Many services take place weekdays for those whose weekends are spent at rodeos, horse shows, county fairs and trail rides. The Milltown church meets during the week on the Heart H Ranch of former cattleman Clinton Bass.

In good weather, the services take place outdoors by the corrals, riding rings and the elevated "birdhouse" where the barrel-racing judges oversee the competition. In poor weather, they take place in the breezeway by the barn amid the smell of hay and feed grain, the sound of thunder and the banging of horses against their stalls.

On a table is a tin bucket with "Donations" written on the side, the closest thing the cowboy church has to a collection plate.

About a dozen people, many in jeans, boots and cowboy hats, sit on metal folding chairs listening to Avant preach his homespun sermon of Christ's sacrifice. He reminds his congregation that Jesus was born in a manger not unlike the horse barn.

Among those gathered are two British tourists, drawn to the service by the Milltown Cowboy Church sign at the entrance to the ranch. They've been in Orlando for a week, done the Disney thing, the Universal thing.
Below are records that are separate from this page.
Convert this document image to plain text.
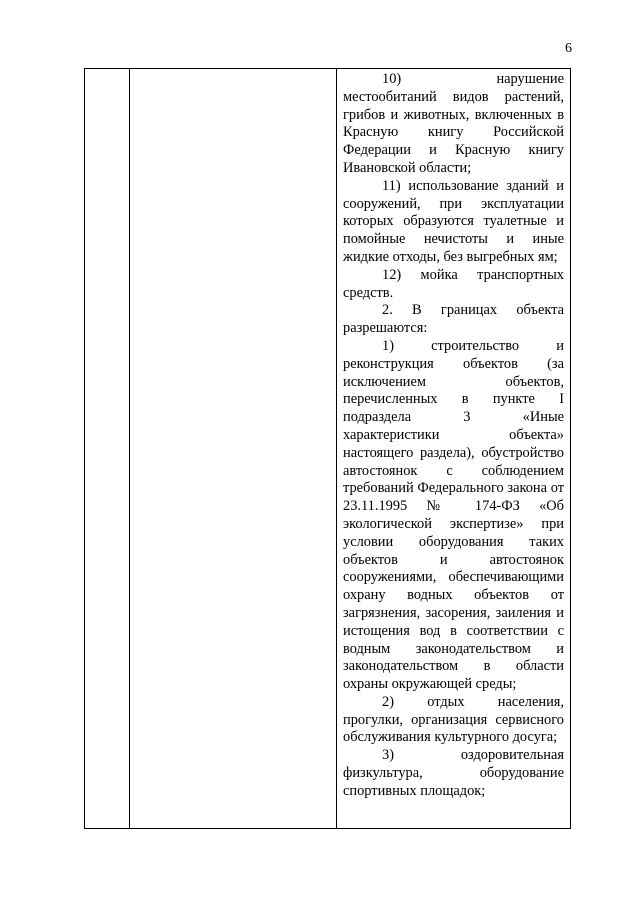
6

10) нарушение местообитаний видов растений, грибов и животных, включенных в Красную книгу Российской Федерации и Красную книгу Ивановской области;

11) использование зданий и сооружений, при эксплуатации которых образуются туалетные и помойные нечистоты и иные жидкие отходы, без выгребных ям;

12) мойка транспортных средств.

2. В границах объекта разрешаются:

1) строительство и реконструкция объектов (за исключением объектов, перечисленных в пункте I подраздела 3 «Иные характеристики объекта» настоящего раздела), обустройство автостоянок с соблюдением требований Федерального закона от 23.11.1995 № 174-ФЗ «Об экологической экспертизе» при условии оборудования таких объектов и автостоянок сооружениями, обеспечивающими охрану водных объектов от загрязнения, засорения, заиления и истощения вод в соответствии с водным законодательством и законодательством в области охраны окружающей среды;

2) отдых населения, прогулки, организация сервисного обслуживания культурного досуга;

3) оздоровительная физкультура, оборудование спортивных площадок;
None of the attractions seemed so exotic, so ... so genuinely American. They took pictures of the horse trough used for baptisms. They mistook Bass' white ranch house for the church.

Heather Burrell, 40, said she was impressed by how warm and friendly the church was, but she qualified her comments by saying she was not religious or church-oriented. Turns out, British tourists qualify as the cowboy-church target audience.

"We are not trying to find people who are already in church," Smith said. "I'm looking for people who aren't found yet."